Mary’s screen test serves as a masterclass in acting craft. Every aspiring starlet in the balcony should have been taking notes. Lowell Sherman plays director Max Carey, a seasoned Hollywood hit-maker. He offers bare bones direction for Mary to descend from the middle of a staircase and deliver two simple lines to the actor standing at the bannister: ‘Hello, Buzzy. You haven’t proposed to me yet tonight’. Then she’s supposed to look and notice a dead body on the floor. To Mary and the audience, it seems like a snap. Do three little things (walk, speak, react) and then sign a contract.

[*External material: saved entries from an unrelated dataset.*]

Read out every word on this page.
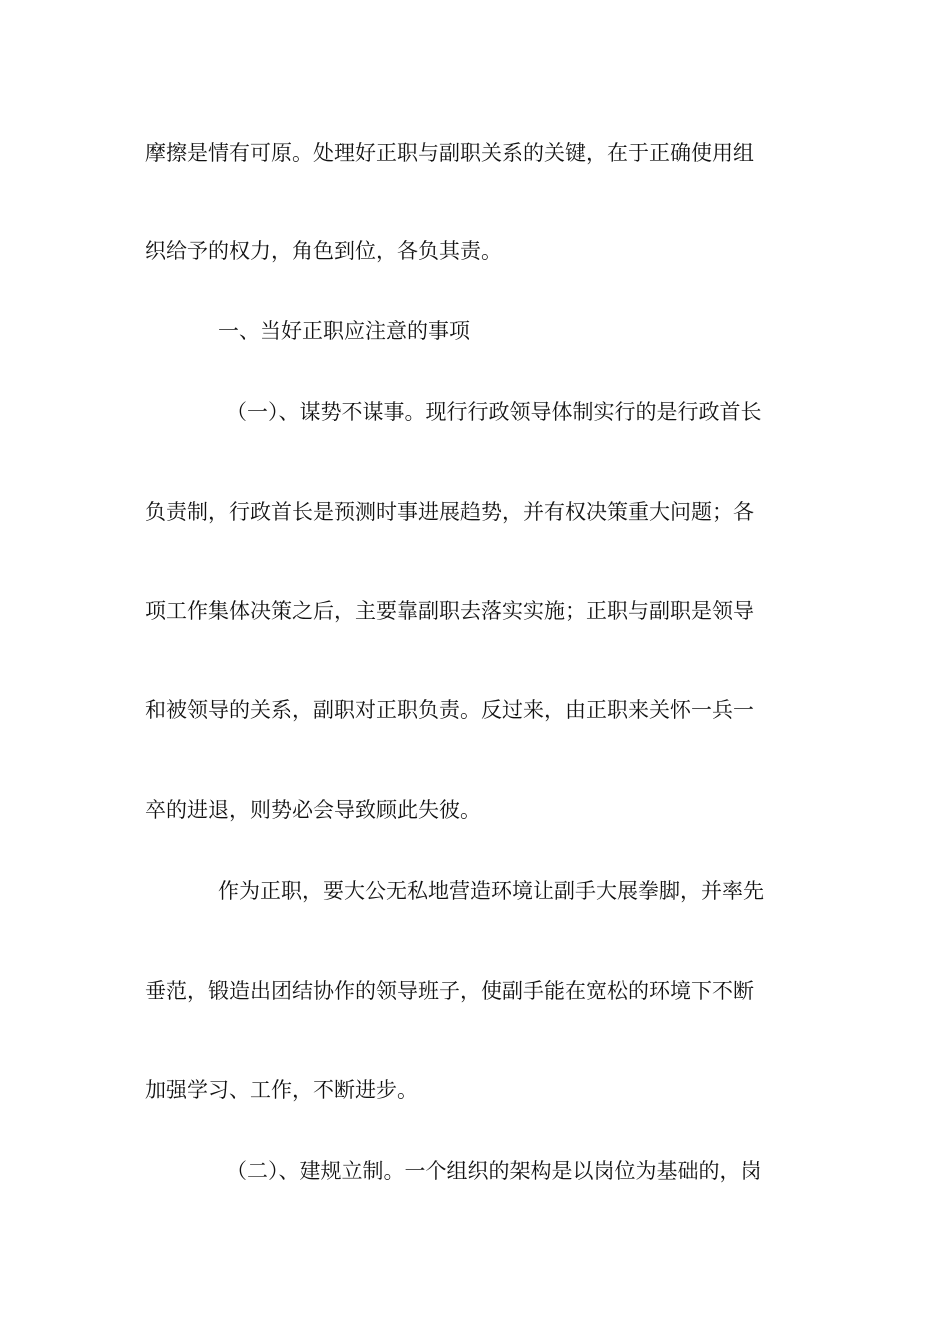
摩擦是情有可原。处理好正职与副职关系的关键，在于正确使用组
织给予的权力，角色到位，各负其责。
一、当好正职应注意的事项
（一）、谋势不谋事。现行行政领导体制实行的是行政首长
负责制，行政首长是预测时事进展趋势，并有权决策重大问题；各
项工作集体决策之后，主要靠副职去落实实施；正职与副职是领导
和被领导的关系，副职对正职负责。反过来，由正职来关怀一兵一
卒的进退，则势必会导致顾此失彼。
作为正职，要大公无私地营造环境让副手大展拳脚，并率先
垂范，锻造出团结协作的领导班子，使副手能在宽松的环境下不断
加强学习、工作，不断进步。
（二）、建规立制。一个组织的架构是以岗位为基础的，岗
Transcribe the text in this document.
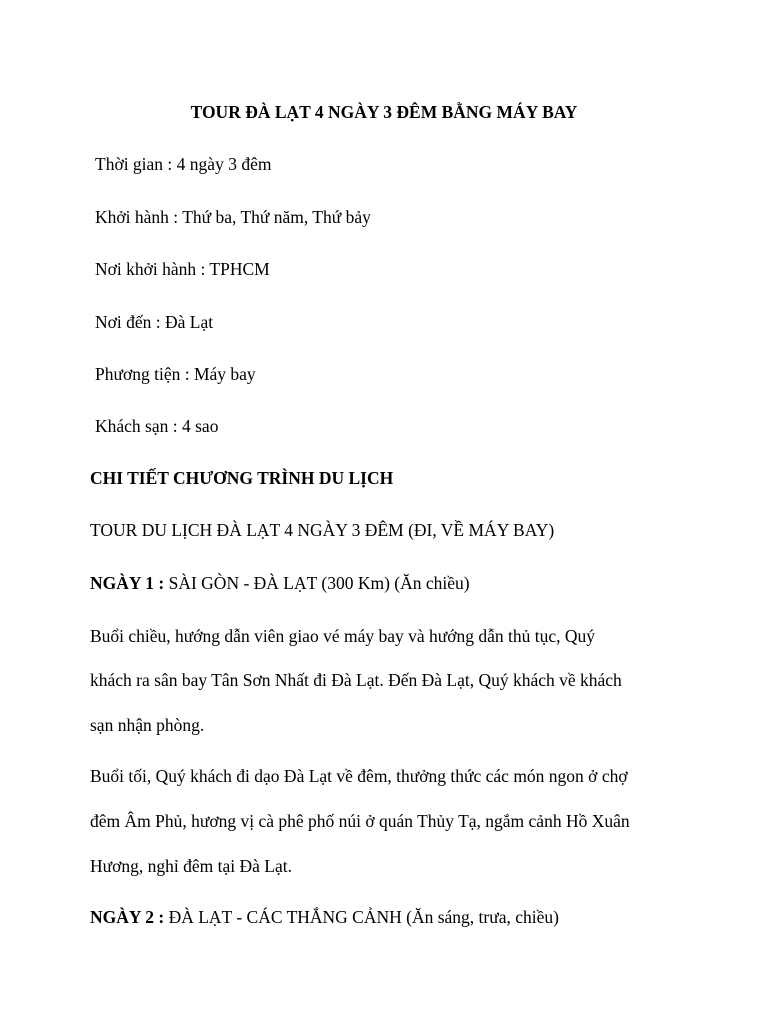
TOUR ĐÀ LẠT 4 NGÀY 3 ĐÊM BẰNG MÁY BAY
Thời gian : 4 ngày 3 đêm
Khởi hành : Thứ ba, Thứ năm, Thứ bảy
Nơi khởi hành : TPHCM
Nơi đến : Đà Lạt
Phương tiện : Máy bay
Khách sạn : 4 sao
CHI TIẾT CHƯƠNG TRÌNH DU LỊCH
TOUR DU LỊCH ĐÀ LẠT 4 NGÀY 3 ĐÊM (ĐI, VỀ MÁY BAY)
NGÀY 1 : SÀI GÒN - ĐÀ LẠT (300 Km) (Ăn chiều)
Buổi chiều, hướng dẫn viên giao vé máy bay và hướng dẫn thủ tục, Quý
khách ra sân bay Tân Sơn Nhất đi Đà Lạt. Đến Đà Lạt, Quý khách về khách
sạn nhận phòng.
Buổi tối, Quý khách đi dạo Đà Lạt về đêm, thưởng thức các món ngon ở chợ
đêm Âm Phủ, hương vị cà phê phố núi ở quán Thủy Tạ, ngắm cảnh Hồ Xuân
Hương, nghỉ đêm tại Đà Lạt.
NGÀY 2 : ĐÀ LẠT - CÁC THẮNG CẢNH (Ăn sáng, trưa, chiều)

Like Mary, the audience overlooks how many controlled actions need to dovetail with timing for a solid performance. An actor dilutes many isolated components down to one fluid gesture to appear natural. When Mary first attempts the scene, her shoulders graze earlobes they’re so hunched; stiff forearms hold clenched fists; heels pound each stair like a spade in parched soil; finally, two lines collapse into one, delivered at breakneck speed. Mary executes instructions without perception. Max’s pained expression tells the audience what they already know: she stinks.